Commonwealth Bank (CBA), the largest bank in Australia, has said it will decline or temporarily hold certain payments to cryptocurrency exchanges, citing the risk of scammers.
The move comes amid two major global exchanges facing a lawsuit from the United States securities regulator and is just a few weeks after another major Australian bank, Westpac, banned customers from transacting with crypto exchange Binance.
On June 8, CBA said it would decline or put a 24-hour hold on “certain payments to cryptocurrency exchanges” as a part of “new measures to help protect customers from scam risks associated with making certain payments to cryptocurrency exchanges,”
A CBA spokesperson told Cointelegraph that, for now, it was not providing further information publicly or to customers on what payment types it would block or hold, citing the risk of scammers circumventing the changes.
Reporting from @jessicasier @FinancialReview that @CommBank have banned AUD transfers to “high-risk” crypto exchanges & limited transactions with others to $10k per month, with a 24 hr delay. $700k per day leaves CBA as scammed money heading to crypto. Banks & the crypto industry…
In its statement, the bank added that a $10,000 Australian dollar ($6,650) per month limit on customers sending funds to crypto exchanges to purchase cryptocurrencies would be introduced “in the coming months.”
“From today, CBA will decline or hold for 24 hours certain payments to cryptocurrency exchanges.

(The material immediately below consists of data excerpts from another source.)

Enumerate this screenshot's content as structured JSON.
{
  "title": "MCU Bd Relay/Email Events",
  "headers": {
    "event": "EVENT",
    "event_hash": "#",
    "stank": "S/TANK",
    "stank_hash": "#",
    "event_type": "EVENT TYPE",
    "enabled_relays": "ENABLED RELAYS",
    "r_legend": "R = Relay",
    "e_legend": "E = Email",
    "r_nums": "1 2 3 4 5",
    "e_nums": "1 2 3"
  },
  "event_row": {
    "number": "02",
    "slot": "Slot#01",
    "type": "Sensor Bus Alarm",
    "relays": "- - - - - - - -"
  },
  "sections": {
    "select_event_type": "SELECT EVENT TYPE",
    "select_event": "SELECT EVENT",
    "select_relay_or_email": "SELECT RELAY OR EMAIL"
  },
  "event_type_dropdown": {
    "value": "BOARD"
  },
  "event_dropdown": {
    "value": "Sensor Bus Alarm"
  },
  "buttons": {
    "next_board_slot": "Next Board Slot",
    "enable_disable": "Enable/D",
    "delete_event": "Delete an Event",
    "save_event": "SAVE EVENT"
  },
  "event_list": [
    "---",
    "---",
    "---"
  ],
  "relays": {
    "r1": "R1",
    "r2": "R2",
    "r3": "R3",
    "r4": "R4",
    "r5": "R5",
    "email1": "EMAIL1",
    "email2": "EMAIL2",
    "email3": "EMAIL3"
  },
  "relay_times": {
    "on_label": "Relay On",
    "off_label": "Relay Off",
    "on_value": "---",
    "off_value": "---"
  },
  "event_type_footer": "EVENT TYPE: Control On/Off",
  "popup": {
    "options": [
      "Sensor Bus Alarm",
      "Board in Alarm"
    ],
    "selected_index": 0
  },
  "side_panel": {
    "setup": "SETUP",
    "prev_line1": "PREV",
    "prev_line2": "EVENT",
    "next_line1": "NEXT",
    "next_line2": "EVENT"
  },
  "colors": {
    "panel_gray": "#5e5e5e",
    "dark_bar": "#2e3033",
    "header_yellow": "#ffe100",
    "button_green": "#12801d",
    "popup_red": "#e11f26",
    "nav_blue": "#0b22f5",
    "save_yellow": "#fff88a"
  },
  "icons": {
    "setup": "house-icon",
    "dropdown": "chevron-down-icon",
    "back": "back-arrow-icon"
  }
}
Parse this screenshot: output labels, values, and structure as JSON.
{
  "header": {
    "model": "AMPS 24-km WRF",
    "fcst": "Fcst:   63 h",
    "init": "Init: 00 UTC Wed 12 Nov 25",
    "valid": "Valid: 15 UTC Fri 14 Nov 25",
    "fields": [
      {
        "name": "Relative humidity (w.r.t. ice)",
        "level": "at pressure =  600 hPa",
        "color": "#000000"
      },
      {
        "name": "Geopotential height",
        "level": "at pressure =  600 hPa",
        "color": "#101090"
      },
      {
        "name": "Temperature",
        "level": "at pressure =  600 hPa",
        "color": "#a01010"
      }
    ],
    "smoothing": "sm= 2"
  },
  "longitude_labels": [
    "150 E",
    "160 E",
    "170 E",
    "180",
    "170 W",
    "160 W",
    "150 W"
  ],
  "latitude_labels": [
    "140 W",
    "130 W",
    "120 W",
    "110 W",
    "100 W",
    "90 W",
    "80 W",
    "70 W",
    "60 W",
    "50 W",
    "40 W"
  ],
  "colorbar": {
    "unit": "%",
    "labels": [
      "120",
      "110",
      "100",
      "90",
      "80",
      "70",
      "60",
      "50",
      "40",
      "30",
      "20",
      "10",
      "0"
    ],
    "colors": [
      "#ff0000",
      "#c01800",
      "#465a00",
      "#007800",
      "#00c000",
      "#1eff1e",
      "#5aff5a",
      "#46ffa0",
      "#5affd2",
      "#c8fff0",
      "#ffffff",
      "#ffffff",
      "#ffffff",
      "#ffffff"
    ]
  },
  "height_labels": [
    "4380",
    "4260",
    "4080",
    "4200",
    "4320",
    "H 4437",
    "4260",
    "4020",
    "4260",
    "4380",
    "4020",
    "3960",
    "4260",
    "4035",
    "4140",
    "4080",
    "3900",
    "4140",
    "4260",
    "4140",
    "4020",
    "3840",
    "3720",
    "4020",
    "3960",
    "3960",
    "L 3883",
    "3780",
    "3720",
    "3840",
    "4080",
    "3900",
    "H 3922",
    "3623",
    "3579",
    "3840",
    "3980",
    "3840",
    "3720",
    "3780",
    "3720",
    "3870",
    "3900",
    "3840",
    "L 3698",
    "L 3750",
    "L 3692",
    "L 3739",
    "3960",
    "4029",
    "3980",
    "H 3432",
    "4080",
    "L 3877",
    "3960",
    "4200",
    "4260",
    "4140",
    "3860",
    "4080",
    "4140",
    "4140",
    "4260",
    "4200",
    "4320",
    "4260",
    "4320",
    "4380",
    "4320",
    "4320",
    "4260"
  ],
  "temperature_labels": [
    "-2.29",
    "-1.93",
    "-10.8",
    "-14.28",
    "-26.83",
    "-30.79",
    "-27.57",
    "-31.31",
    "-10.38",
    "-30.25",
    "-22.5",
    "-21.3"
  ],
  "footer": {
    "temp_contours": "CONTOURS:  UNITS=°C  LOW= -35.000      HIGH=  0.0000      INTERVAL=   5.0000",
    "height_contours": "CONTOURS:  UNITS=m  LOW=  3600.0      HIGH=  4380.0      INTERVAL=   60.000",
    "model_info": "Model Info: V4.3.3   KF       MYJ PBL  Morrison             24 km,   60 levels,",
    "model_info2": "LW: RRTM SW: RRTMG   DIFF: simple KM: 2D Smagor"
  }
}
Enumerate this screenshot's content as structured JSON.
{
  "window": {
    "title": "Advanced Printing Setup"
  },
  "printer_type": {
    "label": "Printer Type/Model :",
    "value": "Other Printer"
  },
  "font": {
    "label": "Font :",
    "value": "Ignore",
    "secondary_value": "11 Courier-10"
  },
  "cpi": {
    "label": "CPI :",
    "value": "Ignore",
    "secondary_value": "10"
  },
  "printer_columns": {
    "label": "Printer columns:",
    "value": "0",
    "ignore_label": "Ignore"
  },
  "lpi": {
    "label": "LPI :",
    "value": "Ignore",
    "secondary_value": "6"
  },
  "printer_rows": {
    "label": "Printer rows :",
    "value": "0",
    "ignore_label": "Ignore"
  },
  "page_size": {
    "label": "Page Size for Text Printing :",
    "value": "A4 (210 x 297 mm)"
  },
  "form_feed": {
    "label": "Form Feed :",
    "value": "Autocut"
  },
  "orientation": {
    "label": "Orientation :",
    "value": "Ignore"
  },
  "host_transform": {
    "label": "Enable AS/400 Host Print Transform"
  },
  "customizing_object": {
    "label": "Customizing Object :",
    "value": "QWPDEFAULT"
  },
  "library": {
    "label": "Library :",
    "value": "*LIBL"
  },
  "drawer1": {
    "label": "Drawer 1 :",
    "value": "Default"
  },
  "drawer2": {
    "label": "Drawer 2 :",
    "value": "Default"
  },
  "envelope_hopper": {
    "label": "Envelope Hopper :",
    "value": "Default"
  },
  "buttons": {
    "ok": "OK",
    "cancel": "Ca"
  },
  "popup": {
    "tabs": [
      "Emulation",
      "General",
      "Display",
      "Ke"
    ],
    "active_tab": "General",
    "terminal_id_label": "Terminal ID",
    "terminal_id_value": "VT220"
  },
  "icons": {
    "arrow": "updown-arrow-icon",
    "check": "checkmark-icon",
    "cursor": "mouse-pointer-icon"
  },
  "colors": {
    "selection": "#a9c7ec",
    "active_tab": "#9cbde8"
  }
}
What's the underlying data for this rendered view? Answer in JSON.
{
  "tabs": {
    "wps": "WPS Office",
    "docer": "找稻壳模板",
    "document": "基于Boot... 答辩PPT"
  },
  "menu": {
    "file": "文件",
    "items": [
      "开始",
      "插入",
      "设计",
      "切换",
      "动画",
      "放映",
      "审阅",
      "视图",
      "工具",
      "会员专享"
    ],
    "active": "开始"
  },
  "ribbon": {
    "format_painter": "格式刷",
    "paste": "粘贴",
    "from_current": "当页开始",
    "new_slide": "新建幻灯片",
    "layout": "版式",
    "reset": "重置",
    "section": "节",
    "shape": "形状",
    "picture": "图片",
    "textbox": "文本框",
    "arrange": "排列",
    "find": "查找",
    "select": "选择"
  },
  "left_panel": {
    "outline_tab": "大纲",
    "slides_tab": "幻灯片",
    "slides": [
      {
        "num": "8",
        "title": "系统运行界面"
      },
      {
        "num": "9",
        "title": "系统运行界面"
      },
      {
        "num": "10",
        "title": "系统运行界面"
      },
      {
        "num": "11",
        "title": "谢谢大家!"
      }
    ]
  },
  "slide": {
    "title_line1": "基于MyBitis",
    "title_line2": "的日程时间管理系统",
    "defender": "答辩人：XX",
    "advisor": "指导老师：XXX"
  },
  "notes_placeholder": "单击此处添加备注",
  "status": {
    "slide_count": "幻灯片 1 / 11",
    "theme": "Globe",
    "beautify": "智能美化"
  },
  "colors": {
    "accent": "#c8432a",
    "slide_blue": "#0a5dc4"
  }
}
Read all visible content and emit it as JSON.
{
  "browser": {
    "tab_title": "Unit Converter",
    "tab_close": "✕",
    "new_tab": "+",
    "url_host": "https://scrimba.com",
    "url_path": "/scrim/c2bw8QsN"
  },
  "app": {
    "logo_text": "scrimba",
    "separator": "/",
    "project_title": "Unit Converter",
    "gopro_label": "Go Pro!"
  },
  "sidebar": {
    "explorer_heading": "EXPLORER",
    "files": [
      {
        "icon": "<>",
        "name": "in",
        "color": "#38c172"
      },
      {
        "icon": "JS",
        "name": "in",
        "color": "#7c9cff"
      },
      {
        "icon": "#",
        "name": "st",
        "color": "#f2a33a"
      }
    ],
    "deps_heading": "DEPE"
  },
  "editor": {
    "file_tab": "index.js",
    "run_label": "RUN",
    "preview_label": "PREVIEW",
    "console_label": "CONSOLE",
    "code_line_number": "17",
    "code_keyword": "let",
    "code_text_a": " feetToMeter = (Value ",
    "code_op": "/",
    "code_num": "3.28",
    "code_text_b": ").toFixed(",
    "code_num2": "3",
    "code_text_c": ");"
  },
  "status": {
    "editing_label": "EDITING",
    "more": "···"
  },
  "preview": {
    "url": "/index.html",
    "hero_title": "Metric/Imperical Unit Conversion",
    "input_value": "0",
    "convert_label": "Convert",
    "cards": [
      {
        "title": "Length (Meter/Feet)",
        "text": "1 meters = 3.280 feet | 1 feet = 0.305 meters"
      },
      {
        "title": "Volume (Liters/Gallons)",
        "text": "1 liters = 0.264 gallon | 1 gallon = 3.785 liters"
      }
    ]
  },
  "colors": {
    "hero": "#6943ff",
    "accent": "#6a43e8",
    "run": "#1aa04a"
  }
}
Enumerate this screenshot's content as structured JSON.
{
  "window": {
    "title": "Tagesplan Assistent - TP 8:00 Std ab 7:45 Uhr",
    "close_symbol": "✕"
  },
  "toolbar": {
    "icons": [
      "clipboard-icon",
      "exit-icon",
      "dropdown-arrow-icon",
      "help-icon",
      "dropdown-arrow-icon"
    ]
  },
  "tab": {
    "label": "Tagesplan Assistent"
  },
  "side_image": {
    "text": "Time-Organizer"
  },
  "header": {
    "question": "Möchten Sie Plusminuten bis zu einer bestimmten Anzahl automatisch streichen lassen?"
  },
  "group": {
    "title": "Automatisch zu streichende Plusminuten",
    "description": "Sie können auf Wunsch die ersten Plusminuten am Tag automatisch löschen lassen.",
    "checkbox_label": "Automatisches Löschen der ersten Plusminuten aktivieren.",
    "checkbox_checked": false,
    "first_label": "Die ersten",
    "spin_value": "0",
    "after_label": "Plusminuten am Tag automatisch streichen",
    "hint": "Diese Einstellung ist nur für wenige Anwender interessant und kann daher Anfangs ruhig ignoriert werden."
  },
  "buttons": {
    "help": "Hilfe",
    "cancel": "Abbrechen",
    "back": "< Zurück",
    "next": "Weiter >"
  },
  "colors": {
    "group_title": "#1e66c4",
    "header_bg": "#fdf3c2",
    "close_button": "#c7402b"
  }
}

In coming months the Bank will also introduce $10,000 limits in a calendar month where the Bank can identify the customer payments are to exchanges for cryptocurrency purchases,” it said.
Related: What will Binance Australia services look like after debanking?
The general manager of CBA’s fraud management services, James Roberts, claimed that “scammers globally are capitalizing” on the interest in crypto, pretending to be “legitimate investment opportunities or diverting funds into cryptocurrency exchanges.”
The bank said the measure would be “subject to ongoing review,” and it would monitor the impact of the measures.
It’s a major about-turn for the bank which — just over a year and a half ago in November 2021 — was set to launch crypto trading services for the millions of users of its CommBank app.
The bank’s CEO, Matt Comyn, said at the time it sees “risks in participating, but we see bigger risks in not participating” and added, “the sector and the technology [isn’t] going away anytime soon.”
As recently as May 2022, Comyn was wrangling with regulators over the launch of the product. The country’s financial regulators, however, won out and a pilot for the crypto-trading product was put on ice.